An entry from mid-November reads, “All morning, I had the wary, uneasy feeling that comes when a hawk is near. I felt that he was hidden just beyond sight; in time and distance barely outpacing me, always dropping below the horizon as I moved up over the curve of the flat green land.”
As if on cue, behind me and just outside the shelter, I heard stones crunch underfoot of something heavy. I spun around in my sleeping bag and let out an aggressive, “Ho!” to startle whatever was behind the noise, and I immediately saw a headlamp moving left to right across the frame of the lean-to. “Sorry,” trailed behind it as the figure retreated into the woods.
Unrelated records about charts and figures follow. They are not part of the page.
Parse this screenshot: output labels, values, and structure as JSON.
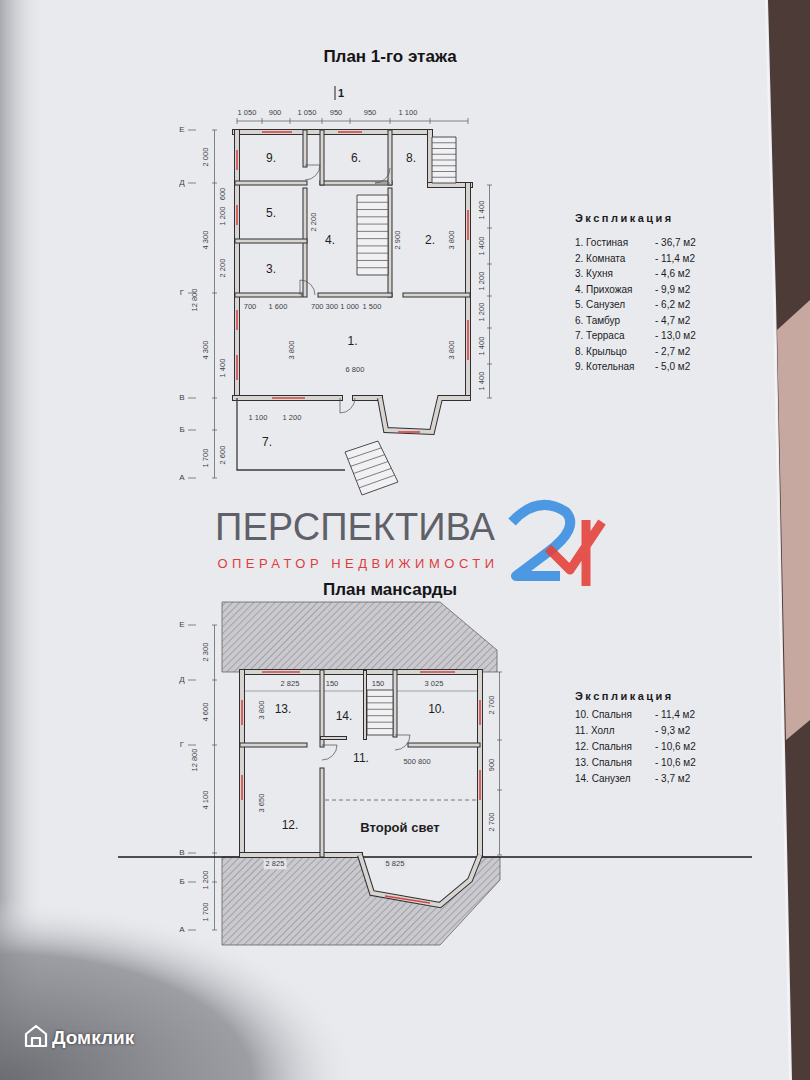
{
  "diagram": {
    "nodes": [
      {
        "text": [
          "План 1-го этажа"
        ]
      },
      {
        "text": [
          "9."
        ],
        "in": 0
      },
      {
        "text": [
          "6."
        ],
        "in": 0
      },
      {
        "text": [
          "8."
        ],
        "in": 0
      },
      {
        "text": [
          "5."
        ],
        "in": 0
      },
      {
        "text": [
          "4."
        ],
        "in": 0
      },
      {
        "text": [
          "2."
        ],
        "in": 0
      },
      {
        "text": [
          "3."
        ],
        "in": 0
      },
      {
        "text": [
          "1."
        ],
        "in": 0
      },
      {
        "text": [
          "7."
        ],
        "in": 0
      },
      {
        "text": [
          "План мансарды"
        ]
      },
      {
        "text": [
          "13."
        ],
        "in": 10
      },
      {
        "text": [
          "14."
        ],
        "in": 10
      },
      {
        "text": [
          "10."
        ],
        "in": 10
      },
      {
        "text": [
          "11."
        ],
        "in": 10
      },
      {
        "text": [
          "12."
        ],
        "in": 10
      },
      {
        "text": [
          "Второй свет"
        ],
        "in": 10
      }
    ],
    "labels": [
      "1",
      "1 050",
      "900",
      "1 050",
      "950",
      "950",
      "1 100",
      "Е",
      "Д",
      "Г",
      "В",
      "Б",
      "А",
      "12 800",
      "2 000",
      "4 300",
      "4 300",
      "1 700",
      "600",
      "1 200",
      "2 200",
      "1 400",
      "2 600",
      "1 400",
      "1 400",
      "1 200",
      "1 200",
      "1 400",
      "1 400",
      "6 800",
      "3 800",
      "3 800",
      "700",
      "1 600",
      "700 300 1 000",
      "1 500",
      "1 100",
      "1 200",
      "2 900",
      "3 800",
      "2 200",
      "Экспликация",
      "1. Гостиная",
      "- 36,7 м2",
      "2. Комната",
      "- 11,4 м2",
      "3. Кухня",
      "- 4,6 м2",
      "4. Прихожая",
      "- 9,9 м2",
      "5. Санузел",
      "- 6,2 м2",
      "6. Тамбур",
      "- 4,7 м2",
      "7. Терраса",
      "- 13,0 м2",
      "8. Крыльцо",
      "- 2,7 м2",
      "9. Котельная",
      "- 5,0 м2",
      "Экспликация",
      "10. Спальня",
      "- 11,4 м2",
      "11. Холл",
      "- 9,3 м2",
      "12. Спальня",
      "- 10,6 м2",
      "13. Спальня",
      "- 10,6 м2",
      "14. Санузел",
      "- 3,7 м2",
      "ПЕРСПЕКТИВА",
      "ОПЕРАТОР НЕДВИЖИМОСТИ",
      "Е",
      "Д",
      "Г",
      "В",
      "Б",
      "А",
      "12 800",
      "2 300",
      "4 600",
      "4 100",
      "1 200",
      "1 700",
      "2 825",
      "150",
      "150",
      "3 025",
      "3 800",
      "3 650",
      "2 700",
      "900",
      "2 700",
      "500 800",
      "2 825",
      "5 825",
      "Домклик"
    ]
  }
}
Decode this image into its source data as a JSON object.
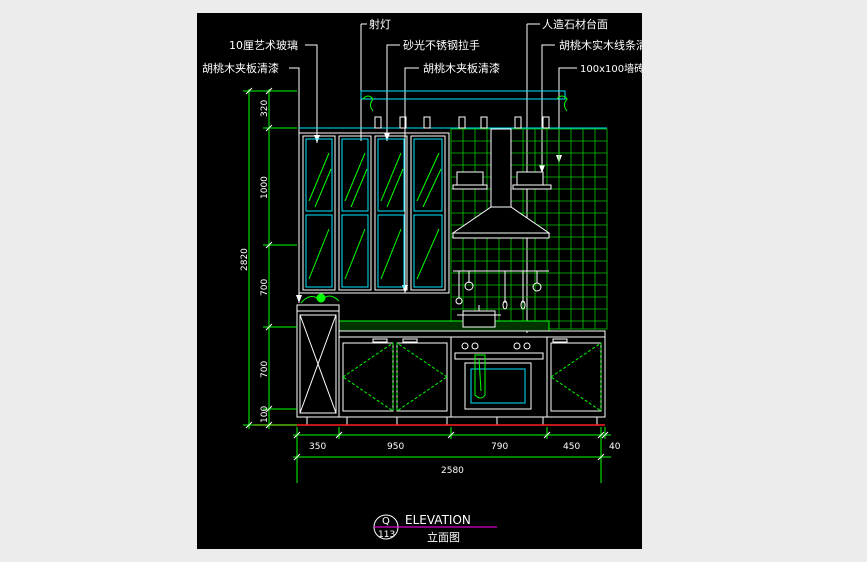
{
  "labels": {
    "l1": "射灯",
    "l2": "人造石材台面",
    "l3": "10厘艺术玻璃",
    "l4": "砂光不锈钢拉手",
    "l5": "胡桃木实木线条清漆",
    "l6": "胡桃木夹板清漆",
    "l7": "胡桃木夹板清漆",
    "l8": "100x100墙砖"
  },
  "dims_vertical": [
    "320",
    "1000",
    "700",
    "700",
    "100",
    "2820"
  ],
  "dims_horizontal": [
    "350",
    "950",
    "790",
    "450",
    "40",
    "2580"
  ],
  "title": {
    "main": "ELEVATION",
    "sub": "立面图",
    "symbol_top": "Q",
    "symbol_bottom": "113"
  },
  "colors": {
    "canvas_bg": "#000000",
    "page_bg": "#ececec",
    "line_green": "#00ff00",
    "line_cyan": "#00e5ff",
    "line_white": "#ffffff",
    "line_yellow": "#ffff00",
    "line_red": "#ff2020",
    "line_magenta": "#ff00ff"
  }
}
My heart was racing, but it wasn’t until then that I noticed a tent erected fifty yards away at a neighboring site.
Had he been there all night? Why was he walking through my area? The bright orange nylon stood like a recrimination. How could I have been so unobservant? The flat blue hue of the moon had rendered the world in monochrome, a rhapsody in blue, the ridge pole of the tent just another branch in the understory.
That was the extent of my interaction with my neighbor. Under other circumstances, I might have exchanged some pleasantries or even shared a shelter, but I found the intrusion unsettling, inexplicable. I rolled around in my sleeping bag for another hour until the sky, now overcast, illuminated the corners of the lean-to, allowing me to boil water for coffee. I gulped it down with an energy bar and made tracks in order to beat the freezing rain that was forecast for the morning.
To exist we need…
I could have spent the night indoors, secure and warm in my bed, but I chose to sleep outdoors, uncomfortable and vulnerable, because sometimes, like in the middle of a pandemic, it’s worth recalling what we really need to exist: food, shelter, and warmth. Social media spins on, supply chains buckle, but in the forest, there is a world larger than us that does not account for our comfort and ease. It continues to churn on through seasons of cold and heat, growth and decay, and to intentionally place oneself in the midst of that is to remove oneself from the current paradigm and become situated in something timeless and eternal. Maybe that’s not something we will want to do often, but a few times a year, we should all find a way to see the world differently.